Select Committee on Science and Technology Written Evidence


APPENDIX 99

Memorandum from Professor Sir Philip Cohen, University of Dundee

  As the Director of a Medical Research Council Unit, I would like to add a few thoughts about the current debate as to whether NIMR should stay where it is or whether it should relocate to a Central London site. I apologise for being slightly past the deadline, but I understand that your committee will accept late submissions.

  Firstly, I would sincerely hope that the MRC will not be criticised for considering this possibility, which I believe to be timely for the following reasons. NIMR is not in a great location. I think that most people would agree that it would be much better if it were embedded in a Higher Education Institute and/or a Research-active hospital. Proximity to an HEI would greatly extend the range of its scientific interactions and create critical mass in particular areas that can be so crucial to setting up collaborations with the Pharmaceutical and Biotech industry.

  Proximity to a research-active hospital would expose it to the clinical culture that it lacks at present and encourage more doctors to undertake research training, the lack of which has been a major weakness in the UK medical system for many years

  Although everyone would agree that NIMR has a number of excellent scientists, it is not nearly the force it once was and its value for money can be questioned. For example, I recently commissioned ISI to compare the MRC Unit that I direct with the MRC Laboratory for Molecular Biology (LMB) and NIMR in terms of the number of times scientific papers published over the past 10 years are quoted by other scientists in their own publications. I then divided the number of citations by the annual cost to the MRC of funding each centre. NIMR came far below LMB (and even further behind my own Unit!).

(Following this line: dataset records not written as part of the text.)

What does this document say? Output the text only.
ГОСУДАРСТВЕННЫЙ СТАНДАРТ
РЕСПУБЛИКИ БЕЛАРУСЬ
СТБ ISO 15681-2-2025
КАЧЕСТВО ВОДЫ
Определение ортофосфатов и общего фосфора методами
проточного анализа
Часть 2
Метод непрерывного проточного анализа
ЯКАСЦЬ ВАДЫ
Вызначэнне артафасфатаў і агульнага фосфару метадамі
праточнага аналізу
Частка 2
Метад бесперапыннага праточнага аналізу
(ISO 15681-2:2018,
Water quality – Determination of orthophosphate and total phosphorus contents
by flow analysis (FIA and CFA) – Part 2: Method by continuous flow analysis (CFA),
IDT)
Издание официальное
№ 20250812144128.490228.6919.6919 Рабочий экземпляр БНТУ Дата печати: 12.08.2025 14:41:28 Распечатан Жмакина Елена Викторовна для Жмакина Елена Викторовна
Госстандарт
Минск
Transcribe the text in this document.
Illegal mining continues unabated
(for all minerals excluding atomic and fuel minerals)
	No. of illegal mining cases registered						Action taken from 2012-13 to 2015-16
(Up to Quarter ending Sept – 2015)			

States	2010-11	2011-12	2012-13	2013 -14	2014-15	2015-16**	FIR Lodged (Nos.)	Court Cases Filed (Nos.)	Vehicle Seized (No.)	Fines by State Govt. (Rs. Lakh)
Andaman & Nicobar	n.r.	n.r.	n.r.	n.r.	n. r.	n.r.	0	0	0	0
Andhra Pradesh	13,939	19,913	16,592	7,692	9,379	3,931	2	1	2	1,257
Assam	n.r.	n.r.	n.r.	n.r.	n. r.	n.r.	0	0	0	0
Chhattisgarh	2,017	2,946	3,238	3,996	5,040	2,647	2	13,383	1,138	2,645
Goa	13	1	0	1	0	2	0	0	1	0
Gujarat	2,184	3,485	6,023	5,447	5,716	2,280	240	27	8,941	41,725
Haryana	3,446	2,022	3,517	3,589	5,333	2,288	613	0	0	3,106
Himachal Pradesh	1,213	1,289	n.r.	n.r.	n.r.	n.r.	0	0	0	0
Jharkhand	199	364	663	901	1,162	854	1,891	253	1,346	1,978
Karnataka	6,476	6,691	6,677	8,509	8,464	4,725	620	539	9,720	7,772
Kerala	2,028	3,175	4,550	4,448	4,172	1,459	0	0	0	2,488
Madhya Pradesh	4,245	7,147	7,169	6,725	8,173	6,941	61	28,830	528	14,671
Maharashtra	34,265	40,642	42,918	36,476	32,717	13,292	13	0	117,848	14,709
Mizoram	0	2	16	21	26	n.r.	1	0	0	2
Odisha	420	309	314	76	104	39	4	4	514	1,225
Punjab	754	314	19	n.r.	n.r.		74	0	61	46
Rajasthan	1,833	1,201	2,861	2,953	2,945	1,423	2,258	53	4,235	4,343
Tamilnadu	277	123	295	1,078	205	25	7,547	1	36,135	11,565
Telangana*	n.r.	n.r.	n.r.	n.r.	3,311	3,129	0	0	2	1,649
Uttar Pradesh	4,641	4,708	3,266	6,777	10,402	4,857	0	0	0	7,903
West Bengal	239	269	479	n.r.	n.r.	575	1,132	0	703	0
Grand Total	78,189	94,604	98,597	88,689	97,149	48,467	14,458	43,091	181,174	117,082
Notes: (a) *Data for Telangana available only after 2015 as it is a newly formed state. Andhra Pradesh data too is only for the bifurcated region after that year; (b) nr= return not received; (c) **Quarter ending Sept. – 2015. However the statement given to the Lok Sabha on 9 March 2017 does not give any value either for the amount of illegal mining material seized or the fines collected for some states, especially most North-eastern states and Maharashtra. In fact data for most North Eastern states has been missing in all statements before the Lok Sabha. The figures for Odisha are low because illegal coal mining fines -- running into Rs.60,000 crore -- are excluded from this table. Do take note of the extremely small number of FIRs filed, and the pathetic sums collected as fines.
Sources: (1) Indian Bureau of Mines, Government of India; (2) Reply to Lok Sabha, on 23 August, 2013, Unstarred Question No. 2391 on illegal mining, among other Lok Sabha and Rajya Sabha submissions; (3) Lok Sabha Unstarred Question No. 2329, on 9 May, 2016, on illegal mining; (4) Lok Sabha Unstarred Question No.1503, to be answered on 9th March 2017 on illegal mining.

  NIMR needs an increased commitment to translational research, and hence wealth creation, in which its track record is relatively weak. My own Unit is involved in one of the largest collaborations ever undertaken between the Pharmaceutical Industry and a UK research institution. The collaboration not only involves the eight different research teams in my Unit but five other research teams working in complementary areas, who work in close proximity to the Unit in the School of Life Sciences at the University of Dundee. The critical mass created by these 13 research groups has been critical to the success of this venture.

  My personal view is that the LMB is really Britain's NIMR, and I am also concerned that two of the three MRC Institutes in the UK (at NIMR and Hammersmith) are both located in London. I can see significant advantages for UK Biomedical Science as a whole if only part of NIMR moved to Central London (for example virology and immunology where obvious synergisms with clinical research are possible) while other research teams working in areas that lack critical mass at NIMR would be best relocated in MRC Units or University Departments elsewhere in the UK to create critical mass and so stimulate early-phase translational research.